Synapsen recyceln Proteine für Freisetzung von Botenstoffen
Wiedergewonnene Proteine ermöglichen die Verschmelzung von Botenstoff-Vesikeln mit der Zellmembran
Nervenzellen kommunizieren über chemische Botenstoffe, die sie in kleinen Bläschen, den synaptischen Vesikeln, speichern und bei Bedarf ausschütten. Um zuverlässig auf eine Nervenerregung reagieren zu können, müssen Nervenzellen eine bestimmte Menge 'akut freisetzbarer' Vesikel bereithalten. Neurowissenschaftler des Max-Planck-Instituts für Experimentelle Medizin in Göttingen haben nun mit Hilfe einer neuen Methode herausgefunden, dass Nervenzellen die für die Botenstoff-Freisetzung nötigen Eiweiß-Bausteine systematisch wiederverwerten und so die Zuverlässigkeit der Signalübertragung im Gehirn gewährleisten. Ist dieser Prozess gestört, kommt die Kommunikation zwischen Nervenzellen schnell zum Erliegen, und lebenswichtige Prozesse, die von einer schnellen Informationsvermittlung abhängen, wie etwa das Sehen oder die schnelle Ortung einer Schallquelle, werden unmöglich. (Neuron, 4. November 2010)

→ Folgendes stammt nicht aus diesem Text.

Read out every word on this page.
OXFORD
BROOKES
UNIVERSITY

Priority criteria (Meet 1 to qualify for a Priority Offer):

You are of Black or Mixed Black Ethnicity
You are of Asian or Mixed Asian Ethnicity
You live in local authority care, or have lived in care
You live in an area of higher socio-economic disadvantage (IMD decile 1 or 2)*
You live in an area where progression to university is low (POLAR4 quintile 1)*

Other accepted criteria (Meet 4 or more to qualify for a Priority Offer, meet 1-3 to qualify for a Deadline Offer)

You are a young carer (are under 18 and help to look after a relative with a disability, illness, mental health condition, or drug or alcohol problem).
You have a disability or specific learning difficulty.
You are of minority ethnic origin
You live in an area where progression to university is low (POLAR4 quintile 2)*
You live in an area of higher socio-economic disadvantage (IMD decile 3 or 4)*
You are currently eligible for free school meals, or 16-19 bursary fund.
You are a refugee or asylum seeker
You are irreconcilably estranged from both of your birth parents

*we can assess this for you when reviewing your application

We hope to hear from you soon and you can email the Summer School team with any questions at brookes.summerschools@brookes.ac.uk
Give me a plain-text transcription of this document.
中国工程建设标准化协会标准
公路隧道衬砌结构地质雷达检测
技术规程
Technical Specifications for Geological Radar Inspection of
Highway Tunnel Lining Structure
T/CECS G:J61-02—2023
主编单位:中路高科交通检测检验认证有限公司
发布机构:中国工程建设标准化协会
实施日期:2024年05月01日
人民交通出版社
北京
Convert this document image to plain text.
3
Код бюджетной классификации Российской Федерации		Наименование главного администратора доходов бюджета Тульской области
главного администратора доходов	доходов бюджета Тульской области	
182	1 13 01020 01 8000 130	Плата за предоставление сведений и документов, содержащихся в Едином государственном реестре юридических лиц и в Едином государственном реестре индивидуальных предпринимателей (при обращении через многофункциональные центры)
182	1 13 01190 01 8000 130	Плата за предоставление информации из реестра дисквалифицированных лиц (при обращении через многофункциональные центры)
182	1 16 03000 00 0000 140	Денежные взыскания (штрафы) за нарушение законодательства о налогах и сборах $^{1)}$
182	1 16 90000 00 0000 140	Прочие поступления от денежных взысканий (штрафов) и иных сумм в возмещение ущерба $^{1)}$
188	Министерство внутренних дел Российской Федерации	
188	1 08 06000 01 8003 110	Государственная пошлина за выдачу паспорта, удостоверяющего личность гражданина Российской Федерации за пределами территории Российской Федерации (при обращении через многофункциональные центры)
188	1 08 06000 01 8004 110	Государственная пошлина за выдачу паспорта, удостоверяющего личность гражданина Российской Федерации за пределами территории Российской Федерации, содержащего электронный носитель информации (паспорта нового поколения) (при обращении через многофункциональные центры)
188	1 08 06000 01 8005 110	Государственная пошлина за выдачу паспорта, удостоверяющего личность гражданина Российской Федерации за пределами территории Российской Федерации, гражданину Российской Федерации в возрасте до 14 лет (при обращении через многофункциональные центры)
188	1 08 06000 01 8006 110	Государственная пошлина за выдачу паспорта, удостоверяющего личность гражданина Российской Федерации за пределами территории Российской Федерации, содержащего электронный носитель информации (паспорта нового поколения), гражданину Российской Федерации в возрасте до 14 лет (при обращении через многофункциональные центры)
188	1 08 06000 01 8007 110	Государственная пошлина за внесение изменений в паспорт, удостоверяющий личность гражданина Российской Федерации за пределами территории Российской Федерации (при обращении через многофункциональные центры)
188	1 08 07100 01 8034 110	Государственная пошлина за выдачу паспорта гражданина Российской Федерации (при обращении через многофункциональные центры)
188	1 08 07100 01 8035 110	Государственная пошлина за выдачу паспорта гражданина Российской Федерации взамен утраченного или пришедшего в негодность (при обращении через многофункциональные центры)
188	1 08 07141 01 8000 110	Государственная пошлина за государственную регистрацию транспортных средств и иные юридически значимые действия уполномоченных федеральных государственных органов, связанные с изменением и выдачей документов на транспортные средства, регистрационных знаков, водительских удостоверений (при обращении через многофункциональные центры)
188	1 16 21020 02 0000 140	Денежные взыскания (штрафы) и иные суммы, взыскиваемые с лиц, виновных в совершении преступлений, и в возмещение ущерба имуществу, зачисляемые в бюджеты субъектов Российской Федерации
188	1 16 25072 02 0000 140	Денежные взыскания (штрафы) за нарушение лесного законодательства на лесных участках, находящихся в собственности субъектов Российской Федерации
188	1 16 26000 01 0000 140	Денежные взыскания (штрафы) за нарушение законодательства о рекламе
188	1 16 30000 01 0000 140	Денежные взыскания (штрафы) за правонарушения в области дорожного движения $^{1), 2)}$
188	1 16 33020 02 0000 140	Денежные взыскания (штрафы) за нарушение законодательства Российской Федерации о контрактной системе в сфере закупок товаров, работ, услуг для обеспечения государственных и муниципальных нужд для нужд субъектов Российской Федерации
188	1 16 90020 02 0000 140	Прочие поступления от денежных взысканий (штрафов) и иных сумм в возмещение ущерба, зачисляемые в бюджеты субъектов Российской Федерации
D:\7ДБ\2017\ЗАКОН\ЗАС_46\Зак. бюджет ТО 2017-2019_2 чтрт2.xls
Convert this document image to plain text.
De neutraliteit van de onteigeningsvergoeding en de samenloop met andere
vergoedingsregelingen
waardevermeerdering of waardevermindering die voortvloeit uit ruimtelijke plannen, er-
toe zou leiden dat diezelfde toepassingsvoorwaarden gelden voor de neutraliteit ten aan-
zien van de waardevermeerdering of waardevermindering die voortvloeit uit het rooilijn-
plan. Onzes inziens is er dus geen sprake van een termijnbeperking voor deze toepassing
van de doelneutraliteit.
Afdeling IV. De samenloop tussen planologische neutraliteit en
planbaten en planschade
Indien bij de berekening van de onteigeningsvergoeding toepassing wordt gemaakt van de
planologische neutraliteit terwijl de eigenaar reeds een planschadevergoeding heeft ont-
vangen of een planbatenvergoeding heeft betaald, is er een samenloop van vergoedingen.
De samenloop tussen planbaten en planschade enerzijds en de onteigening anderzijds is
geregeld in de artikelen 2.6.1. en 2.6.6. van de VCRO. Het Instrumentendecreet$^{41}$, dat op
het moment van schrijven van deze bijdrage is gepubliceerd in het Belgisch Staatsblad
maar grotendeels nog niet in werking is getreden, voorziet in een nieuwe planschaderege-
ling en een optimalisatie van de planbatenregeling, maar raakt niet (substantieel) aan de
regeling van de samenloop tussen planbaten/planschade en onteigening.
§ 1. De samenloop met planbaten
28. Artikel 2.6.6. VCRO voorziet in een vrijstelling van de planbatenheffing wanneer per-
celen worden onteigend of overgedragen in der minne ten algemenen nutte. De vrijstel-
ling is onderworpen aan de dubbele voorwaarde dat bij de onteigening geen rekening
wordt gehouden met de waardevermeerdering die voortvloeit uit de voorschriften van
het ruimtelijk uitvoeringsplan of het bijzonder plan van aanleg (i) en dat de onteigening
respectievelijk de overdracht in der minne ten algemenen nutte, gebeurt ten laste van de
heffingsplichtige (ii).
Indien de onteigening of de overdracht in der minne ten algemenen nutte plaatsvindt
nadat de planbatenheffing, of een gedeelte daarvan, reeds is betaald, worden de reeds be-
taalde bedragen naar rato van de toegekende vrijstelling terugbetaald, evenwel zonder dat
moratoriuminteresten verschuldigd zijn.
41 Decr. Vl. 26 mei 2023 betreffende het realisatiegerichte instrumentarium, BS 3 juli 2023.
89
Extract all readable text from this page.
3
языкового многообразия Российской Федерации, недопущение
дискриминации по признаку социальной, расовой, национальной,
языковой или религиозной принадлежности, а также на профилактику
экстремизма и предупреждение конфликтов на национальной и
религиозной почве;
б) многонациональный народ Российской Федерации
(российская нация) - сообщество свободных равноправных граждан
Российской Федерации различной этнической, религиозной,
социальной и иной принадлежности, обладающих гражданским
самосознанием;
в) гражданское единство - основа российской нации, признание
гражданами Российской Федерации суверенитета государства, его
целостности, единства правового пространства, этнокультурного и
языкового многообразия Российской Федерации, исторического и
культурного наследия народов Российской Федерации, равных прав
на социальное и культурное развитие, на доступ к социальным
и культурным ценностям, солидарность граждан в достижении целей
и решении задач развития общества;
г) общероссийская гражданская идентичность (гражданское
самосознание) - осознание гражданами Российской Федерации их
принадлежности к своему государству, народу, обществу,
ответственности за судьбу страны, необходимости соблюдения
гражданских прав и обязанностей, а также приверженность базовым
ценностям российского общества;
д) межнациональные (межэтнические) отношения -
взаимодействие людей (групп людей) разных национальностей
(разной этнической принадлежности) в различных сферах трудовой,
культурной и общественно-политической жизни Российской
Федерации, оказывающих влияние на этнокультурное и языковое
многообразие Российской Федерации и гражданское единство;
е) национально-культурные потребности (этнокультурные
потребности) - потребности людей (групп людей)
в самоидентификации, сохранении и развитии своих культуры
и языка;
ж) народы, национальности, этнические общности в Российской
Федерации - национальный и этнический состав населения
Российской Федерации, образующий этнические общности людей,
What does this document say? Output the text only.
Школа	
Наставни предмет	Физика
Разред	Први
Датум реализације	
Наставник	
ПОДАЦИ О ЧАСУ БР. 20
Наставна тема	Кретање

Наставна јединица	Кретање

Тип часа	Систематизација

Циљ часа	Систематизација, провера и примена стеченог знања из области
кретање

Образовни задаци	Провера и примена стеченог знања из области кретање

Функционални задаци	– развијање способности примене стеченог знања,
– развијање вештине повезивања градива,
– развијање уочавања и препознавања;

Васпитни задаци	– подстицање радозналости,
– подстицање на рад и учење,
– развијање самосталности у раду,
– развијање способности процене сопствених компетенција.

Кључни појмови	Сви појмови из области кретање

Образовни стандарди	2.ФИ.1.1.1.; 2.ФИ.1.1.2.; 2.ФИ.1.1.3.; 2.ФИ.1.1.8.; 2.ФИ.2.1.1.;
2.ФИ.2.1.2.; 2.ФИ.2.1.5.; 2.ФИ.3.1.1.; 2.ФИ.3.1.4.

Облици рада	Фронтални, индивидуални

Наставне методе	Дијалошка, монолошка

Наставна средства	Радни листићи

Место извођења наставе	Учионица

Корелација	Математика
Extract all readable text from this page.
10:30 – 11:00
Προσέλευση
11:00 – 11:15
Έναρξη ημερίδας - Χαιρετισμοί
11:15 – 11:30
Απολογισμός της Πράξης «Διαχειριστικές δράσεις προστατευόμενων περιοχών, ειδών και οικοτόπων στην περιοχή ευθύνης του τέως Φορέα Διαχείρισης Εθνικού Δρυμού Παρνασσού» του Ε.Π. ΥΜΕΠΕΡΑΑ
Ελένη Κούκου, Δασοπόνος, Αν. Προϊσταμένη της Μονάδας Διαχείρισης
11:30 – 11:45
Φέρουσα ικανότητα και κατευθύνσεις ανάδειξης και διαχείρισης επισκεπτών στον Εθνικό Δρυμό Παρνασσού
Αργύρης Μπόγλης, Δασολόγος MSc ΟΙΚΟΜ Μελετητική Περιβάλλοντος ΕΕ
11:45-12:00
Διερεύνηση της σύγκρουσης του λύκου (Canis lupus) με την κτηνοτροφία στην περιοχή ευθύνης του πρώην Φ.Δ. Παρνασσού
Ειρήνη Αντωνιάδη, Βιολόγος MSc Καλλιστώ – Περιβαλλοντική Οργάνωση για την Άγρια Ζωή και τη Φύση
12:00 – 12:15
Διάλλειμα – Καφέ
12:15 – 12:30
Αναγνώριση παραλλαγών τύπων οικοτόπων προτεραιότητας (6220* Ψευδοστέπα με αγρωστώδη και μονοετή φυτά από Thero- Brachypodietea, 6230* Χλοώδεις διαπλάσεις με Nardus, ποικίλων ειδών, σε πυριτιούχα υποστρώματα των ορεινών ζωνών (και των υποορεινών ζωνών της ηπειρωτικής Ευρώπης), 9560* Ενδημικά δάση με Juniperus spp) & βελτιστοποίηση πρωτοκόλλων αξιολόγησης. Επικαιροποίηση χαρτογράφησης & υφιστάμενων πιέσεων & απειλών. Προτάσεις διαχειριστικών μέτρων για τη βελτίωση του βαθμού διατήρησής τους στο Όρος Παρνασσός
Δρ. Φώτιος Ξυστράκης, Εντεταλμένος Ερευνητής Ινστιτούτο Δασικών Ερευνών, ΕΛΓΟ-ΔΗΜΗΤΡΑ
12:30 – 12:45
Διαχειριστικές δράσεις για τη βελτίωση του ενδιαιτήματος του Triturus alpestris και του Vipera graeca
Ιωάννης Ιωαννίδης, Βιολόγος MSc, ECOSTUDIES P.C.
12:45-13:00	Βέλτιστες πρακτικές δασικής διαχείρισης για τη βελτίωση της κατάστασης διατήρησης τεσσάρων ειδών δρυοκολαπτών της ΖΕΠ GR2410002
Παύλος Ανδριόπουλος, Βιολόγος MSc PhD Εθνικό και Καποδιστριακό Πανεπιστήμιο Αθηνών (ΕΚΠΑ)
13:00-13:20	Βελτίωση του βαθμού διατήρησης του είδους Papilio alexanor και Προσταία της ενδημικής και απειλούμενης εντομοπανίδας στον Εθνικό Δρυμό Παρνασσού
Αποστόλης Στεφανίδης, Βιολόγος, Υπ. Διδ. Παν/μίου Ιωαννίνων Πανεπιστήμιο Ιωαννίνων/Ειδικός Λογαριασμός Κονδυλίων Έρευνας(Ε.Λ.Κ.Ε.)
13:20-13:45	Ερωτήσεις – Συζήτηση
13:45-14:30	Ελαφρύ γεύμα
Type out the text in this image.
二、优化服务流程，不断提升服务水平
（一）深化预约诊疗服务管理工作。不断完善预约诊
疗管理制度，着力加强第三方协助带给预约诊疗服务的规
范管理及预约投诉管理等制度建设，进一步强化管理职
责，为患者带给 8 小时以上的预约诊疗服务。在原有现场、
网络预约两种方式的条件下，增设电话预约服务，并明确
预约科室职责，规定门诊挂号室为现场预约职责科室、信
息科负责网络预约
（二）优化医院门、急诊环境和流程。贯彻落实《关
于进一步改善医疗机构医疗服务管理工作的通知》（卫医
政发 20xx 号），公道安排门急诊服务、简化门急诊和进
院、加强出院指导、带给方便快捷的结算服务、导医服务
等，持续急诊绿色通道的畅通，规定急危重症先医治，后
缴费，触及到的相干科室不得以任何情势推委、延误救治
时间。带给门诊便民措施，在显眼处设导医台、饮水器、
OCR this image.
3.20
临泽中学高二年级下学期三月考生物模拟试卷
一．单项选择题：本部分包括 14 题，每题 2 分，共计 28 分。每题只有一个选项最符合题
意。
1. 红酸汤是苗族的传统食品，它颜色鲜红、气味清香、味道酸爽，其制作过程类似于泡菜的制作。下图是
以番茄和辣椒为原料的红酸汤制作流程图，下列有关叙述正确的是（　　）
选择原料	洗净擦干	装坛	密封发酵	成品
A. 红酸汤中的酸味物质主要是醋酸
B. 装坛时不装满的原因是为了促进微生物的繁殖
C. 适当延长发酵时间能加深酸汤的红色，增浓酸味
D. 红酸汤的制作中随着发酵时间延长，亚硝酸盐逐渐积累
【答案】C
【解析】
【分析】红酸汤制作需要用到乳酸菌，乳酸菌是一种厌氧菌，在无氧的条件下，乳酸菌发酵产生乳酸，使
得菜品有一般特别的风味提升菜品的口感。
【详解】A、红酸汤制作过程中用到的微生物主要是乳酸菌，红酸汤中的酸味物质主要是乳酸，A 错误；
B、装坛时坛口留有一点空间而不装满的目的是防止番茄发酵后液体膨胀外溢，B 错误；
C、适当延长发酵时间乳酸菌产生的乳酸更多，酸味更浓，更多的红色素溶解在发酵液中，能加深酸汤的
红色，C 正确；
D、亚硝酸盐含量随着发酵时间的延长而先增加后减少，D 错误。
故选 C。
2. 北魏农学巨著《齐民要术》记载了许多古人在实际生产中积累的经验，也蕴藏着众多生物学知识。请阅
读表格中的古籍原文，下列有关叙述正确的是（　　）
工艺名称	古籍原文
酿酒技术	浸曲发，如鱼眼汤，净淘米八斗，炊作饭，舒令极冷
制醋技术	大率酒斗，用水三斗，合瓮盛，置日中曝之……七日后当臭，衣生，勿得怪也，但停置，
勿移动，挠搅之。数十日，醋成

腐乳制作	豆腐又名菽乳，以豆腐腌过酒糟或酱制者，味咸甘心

Nervenzellen senden einander Signale über spezialisierte Kontakte, so genannte Synapsen. Wird eine sendende Nervenzelle erregt, so schüttet sie chemische Botenstoffe aus, die aus kleinen, von Membranen umhüllten Vesikeln freigesetzt werden und dann zur Empfängerzelle gelangen. Die Freisetzung der Botenstoffe erfolgt durch Verschmelzen der Vesikel mit der Zellmembran, ein Prozess, der das Zusammenspiel vieler verschiedener Eiweißbausteine der Zelle erfordert.
Bevor die Botenstoff-Vesikel mit der Membran der Nervenzelle verschmelzen können, müssen sie zuerst in einen aktiven Zustand gebracht werden. Der entsprechende biochemische Prozess wird als 'Priming' bezeichnet. Während dieses Prozesses wird eine als SNARE-Komplex bezeichnete Struktur aus Eiweißbausteinen aufgebaut, die für die schnelle Verschmelzung von Vesikeln mit der Zellmembran gebraucht wird.
Wissenschaftler des Max-Planck-Instituts für Experimentelle Medizin in Göttingen unter der Leitung des koreanischen Hirnforschers JeongSeop Rhee haben nun eine neue Methode entwickelt, mit der das 'Priming' von synaptischen Vesikeln direkt gemessen werden kann. Dabei haben sich die Forscher eine Methode zunutze gemacht, die bisher nur in wenigen speziellen Zelltypen verwendet werden konnte. "Anstatt die Nervenzellen elektrisch zu stimulieren, haben wir sie über unser Meßsystem mit einem chemisch verpackten Signal - mit Kalzium-Ionen - befüllt und die Verpackung dann mit einem ultravioletten Lichtblitz zerstört", erklärt Rhee. Auf diese Weise könne man viele der komplizierten Prozesse, die der Vesikelfusion normalerweise vorausgehen, umgehen. Das Verfahren machten die Wissenschaftler erst dadurch möglich, dass sie Nervenzellen in Petrischalen auf winzigen, nur 0,04 Quadratmillimeter großen Inseln kultivierten.
Mit seiner neuen Methode entdeckte Rhee zusammen mit seinen Mitarbeitern Andrea Burgalossi und Sangyong Jung, dass zwei als SNAPs bezeichnete Eiweißbausteine von Nervenzellen beim Recycling von SNARE-Komplexen an Synapsen eine extrem wichtige Rolle spielen. Ohne SNAPs wird die Wiedergewinnung der einzelnen Komponenten von SNARE-Komplexen blockiert und die Synapsenfunktion dadurch mit der Zeit blockiert.
"Besonders fasziniert sind wir von unserer neuen Methode", meint JeongSeop Rhee, "weil sie uns bisher nicht da gewesene Einblicke in die Mechanismen der Botenstofffreisetzung aus Synapsen ermöglicht." Aber auch die neuen Erkenntnisse über die 'Priming'-Rolle der SNAP-Proteine seien sehr wichtig. "Eine Reihe von Pharmaunternehmen arbeiten an Verfahren, das 'Priming' von synaptischen Vesikeln zu beeinflussen." Sollte es gelingen, diesen Prozess pharmakologisch zu regulieren, wären ganz neue Epilepsie-Therapien möglich, die viele der Nebenwirkungen umgehen, unter denen aktuelle Therapieverfahren leiden.